Now in the case of female athletes, you have a dynamic of separate but not equal (in terms of how a sexist society views women’s physical achievements). And any time a woman threatens the gender binary by asserting her natural-born physical abilities and athletics skills (aggression, ambition, strength, competitiveness, and so on), patriarchy demands that those women be chastised or otherwise silenced. It’s why you see so many stories about how female Olympians stay “pretty.” It’s why there was shock when Mia Hamm ripped off her jersey in celebration on that soccer field so many years ago. It’s also why women who get too strong or too lippy or too outside gender norms are “threatened” with lesbian-baiting. (What a dyke!)
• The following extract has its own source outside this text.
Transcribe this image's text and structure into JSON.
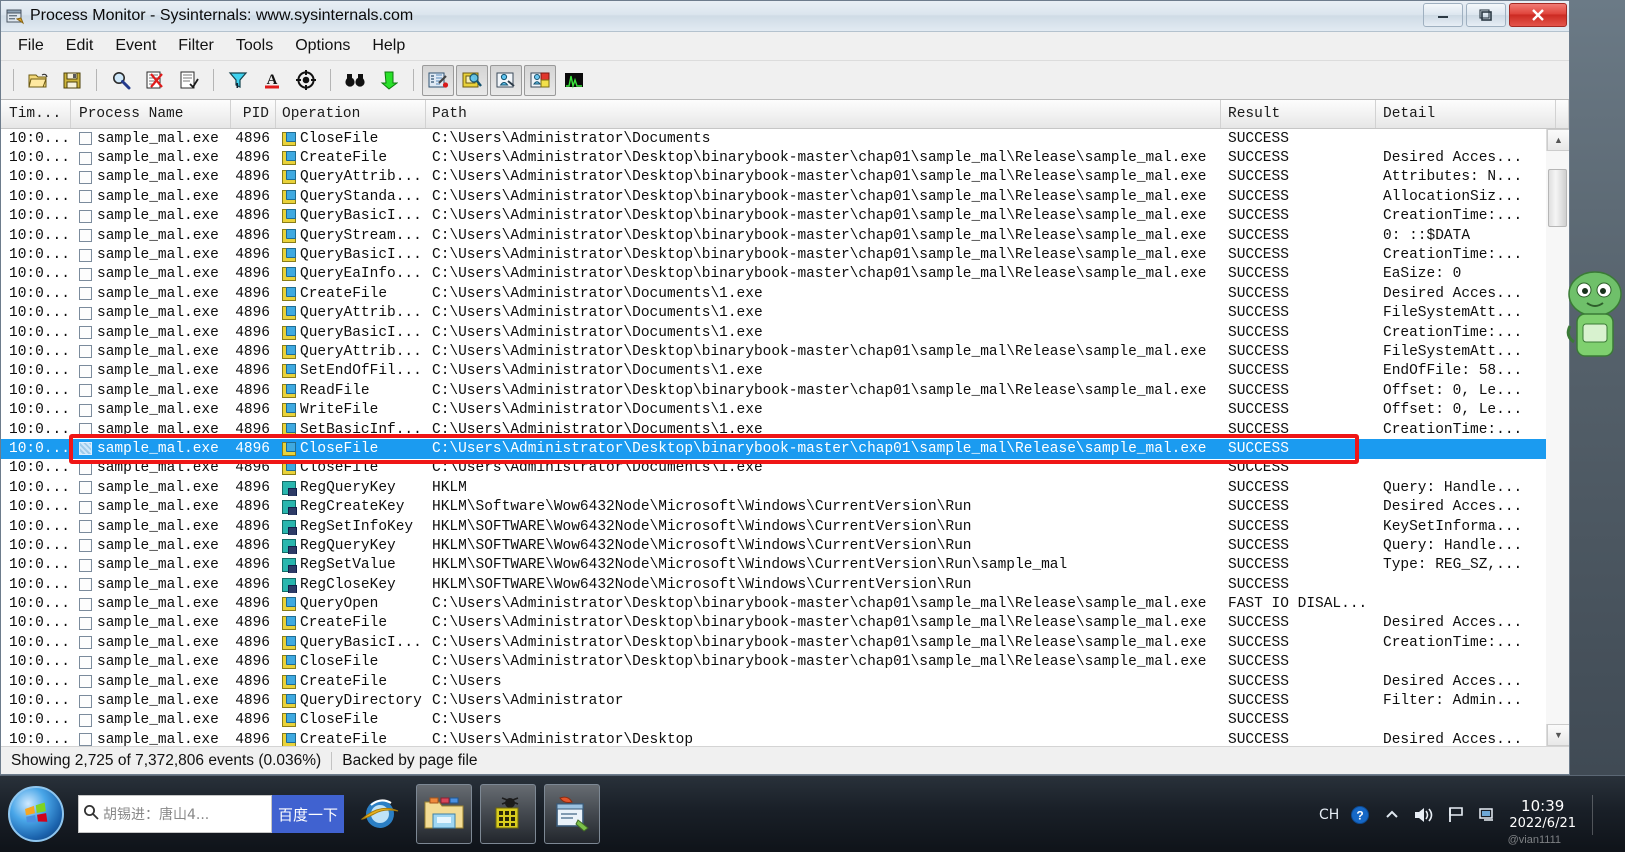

So, if the “cultural wisdom” is that a lot of female athletes are lesbians (whether real or just assumed), then it is a way to ignore or demean the power of their coming out stories AND a way to demean women’s sports.
Society says: Strong woman = bad woman.
Society says: Athletic woman = bad woman.
Society says: Lesbian = bad woman.
Therefore: Strong woman = athletic woman = lesbian.
You get where I’m going here? It’s chicken and the egg. Do we marginalize them because they’re lesbians or because they’re women. YES.
Now, the same patriarchal sexism applies to men and gay men. Being a gay man is correlated to being feminine in the patriarchal system, therefore it’s seen as almost more abhorrent than lesbianism. Why would a person from the privileged class (heterosexual male) “choose” to leave the privileged class? (Obviously I don’t think any sexual orientation is a choice.) But the elevation of Jason Collins’ story over the history of out female athletes points directly to the misogyny and sexism deeply ingrained in our society.
It’s all intertwined. And we didn’t even talk about Collins being black, which is a whole other layer of intersectional analysis.
Are these separable issues?
I just wanted to say thank you, thank you, Sin City Siren. THANK YOU for your thoughts/words/insights.